Les contrôles de l’administration et de l’Urssaf en particulier risque de se démultiplier, ajouté à cela un pouvoir supplémentaire qui serait donné aux inspecteurs du travail et vous obtenez des administrations avec des pouvoirs illimitées…..

Les contrôles Urssaf, déjà plus fréquents et plus sévères qu’il y a quelques années, pourraient se durcir davantage - AFP

Les contrôles Urssaf, déjà plus fréquents et plus sévères qu’il y a quelques années, pourraient se durcir davantage – AFP

Les entreprises ne sont pas au bout de leurs peines.

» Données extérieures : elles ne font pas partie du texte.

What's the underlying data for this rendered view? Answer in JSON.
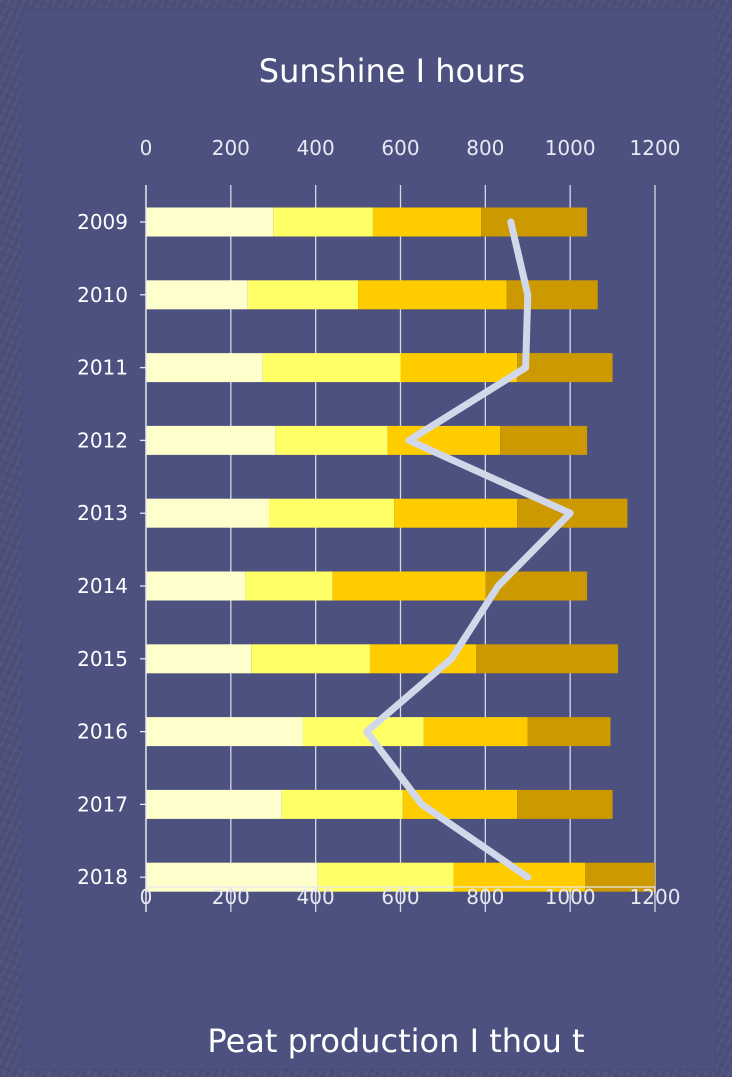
{
  "chart_data": {
    "type": "bar",
    "orientation": "horizontal",
    "stacked": true,
    "title": "Sunshine  I  hours",
    "xlabel": "Peat production  I  thou t",
    "categories": [
      "2009",
      "2010",
      "2011",
      "2012",
      "2013",
      "2014",
      "2015",
      "2016",
      "2017",
      "2018"
    ],
    "xlim": [
      0,
      1200
    ],
    "ticks": [
      0,
      200,
      400,
      600,
      800,
      1000,
      1200
    ],
    "grid": true,
    "series": [
      {
        "color": "#ffffcc",
        "values": [
          300,
          240,
          275,
          305,
          290,
          235,
          248,
          370,
          320,
          405
        ]
      },
      {
        "color": "#ffff66",
        "values": [
          235,
          260,
          325,
          265,
          295,
          205,
          280,
          285,
          285,
          320
        ]
      },
      {
        "color": "#ffcc00",
        "values": [
          255,
          350,
          275,
          265,
          290,
          360,
          250,
          245,
          270,
          310
        ]
      },
      {
        "color": "#cc9900",
        "values": [
          250,
          215,
          225,
          205,
          260,
          240,
          335,
          195,
          225,
          165
        ]
      }
    ],
    "line": {
      "color": "#d0d8ea",
      "values": [
        860,
        900,
        895,
        620,
        1000,
        830,
        720,
        520,
        650,
        900
      ]
    }
  }
}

Les contrôles Urssaf, déjà plus fréquents et plus sévères qu’il y a quelques années, pourraient se durcir davantage. « Les nouvelles consignes qui sont en train d’être définies pour la période 2014-2017 devraient encore accentuer le caractère répressif de la politique mise en place il y a cinq ans », explique Laurent Dussert, auditeur Paie senior du cabinet de conseil Atequacy. Pour le régime général de la Sécurité sociale, c’est une bonne nouvelle. Pas pour les entreprises.

Hausse des contrôles

En 2012, le montant des redressements acquittés par ces dernières a déjà progressé de 16 %, pour atteindre 1,4 milliards d’euros, selon les chiffres de l’Acoss. A l’inverse, les restitutions (quand les entreprises ont versé trop de cotisations) ont diminué de 3,7 %, pour tomber à 181 millions d’euros. Quant au rythme des contrôles, il a continué de s’accélérer. Sur 200 entreprises sondées par Atequacy en septembre dernier, 80 % avaient subi un contrôle Urssaf au cours des quatre dernières années. « Statistiquement, les entreprises dont le dernier contrôle remonte à 2009 devraient bientôt y avoir droit à nouveau », prévient David Ser, le directeur général d’Atequacy.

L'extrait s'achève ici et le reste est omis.